Testing referential integrity in your pipeline validation layer means explicitly checking that foreign key values resolve. A query like this should return zero rows:
-- Find orders with no matching customer SELECT COUNT(*) as orphaned_orders FROM orders o LEFT JOIN customers c ON o.customer_id = c.id WHERE c.id IS NULL;
Run this as part of your post-load validation. If it returns non-zero, fail the pipeline run and alert.
Fanout in Streaming Pipelines
Fanout is a less-discussed but genuinely tricky problem in streaming architectures. It occurs when a single input event triggers multiple downstream records — often intentionally, but sometimes not. A webhook that should produce one event per user action suddenly produces five, because someone changed the retry configuration upstream without realizing the downstream consumer wasn't idempotent.
I worked with a team where a fanout bug in their Kafka consumer caused their daily active user count to be overstated by roughly 4x for almost two weeks. The events were all real — they just weren't supposed to each be counted separately. The fix was a deduplication step in the consumer, but the testing lesson was to validate that fanout ratios stay within expected bounds.
Data Contract Testing for Pipelines
Contract testing, borrowed from API testing, is increasingly being applied to data pipelines. The idea is that producers and consumers of data agree on a contract — schema, semantics, and SLAs — and you test that both sides are honoring it.
For a data pipeline, this means the team producing data (say, the application engineering team) and the team consuming it (the data engineering or analytics team) formally define what the data should look like and what guarantees apply. When the producer changes something, they run the contract tests to verify they haven't broken consumers.
This is especially valuable in organizations where the application team and data team have different release cycles. Without contract testing, the data team discovers breaking changes when their pipeline fails — usually at 3am.
Testing at Every Stage, Not Just Output
The most important structural principle in data pipeline testing is to test at each transformation stage, not just at the final output. A pipeline that loads raw data, transforms it, enriches it with reference data, and aggregates it has at least four places where quality should be verified.
Testing only at the output means that when something is wrong, you have no visibility into which stage introduced the problem. Testing at each stage gives you immediate signal and makes root cause analysis orders of magnitude faster.
- Raw ingestion stage: Schema validation, row count vs source, no-null checks on required fields
- Transformation stage: Business rule validation, value range checks, uniqueness on keys
- Enrichment stage: Referential integrity, join success rate (what % of records failed to enrich)

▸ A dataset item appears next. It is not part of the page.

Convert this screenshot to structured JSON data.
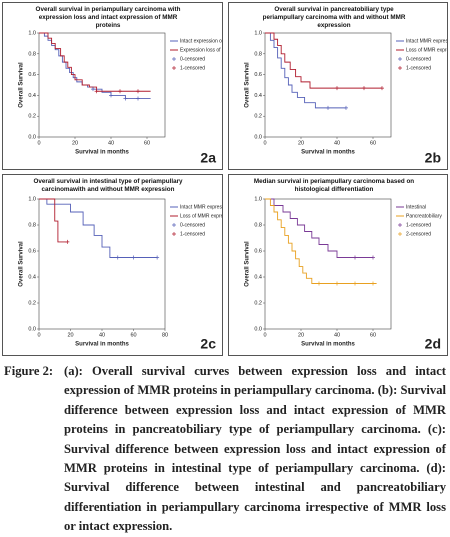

- Aggregation/output stage: Total reconciliation against expected aggregates, comparison with prior periods for anomaly detection
None of these checks are individually sophisticated. The sophistication is in making them systematic and automatic — baked into the pipeline itself, not run manually when something looks off.
Data quality failures are rarely dramatic. They're quiet degradations that accumulate until someone asks a question the data can't honestly answer. Testing at each pipeline stage is the only way to catch them before that moment.
The tools are mature — Great Expectations, dbt tests, Apache Griffin, or even a well-organized set of SQL validation queries. What matters is the discipline to run them consistently and the willingness to fail a pipeline run rather than let bad data flow downstream.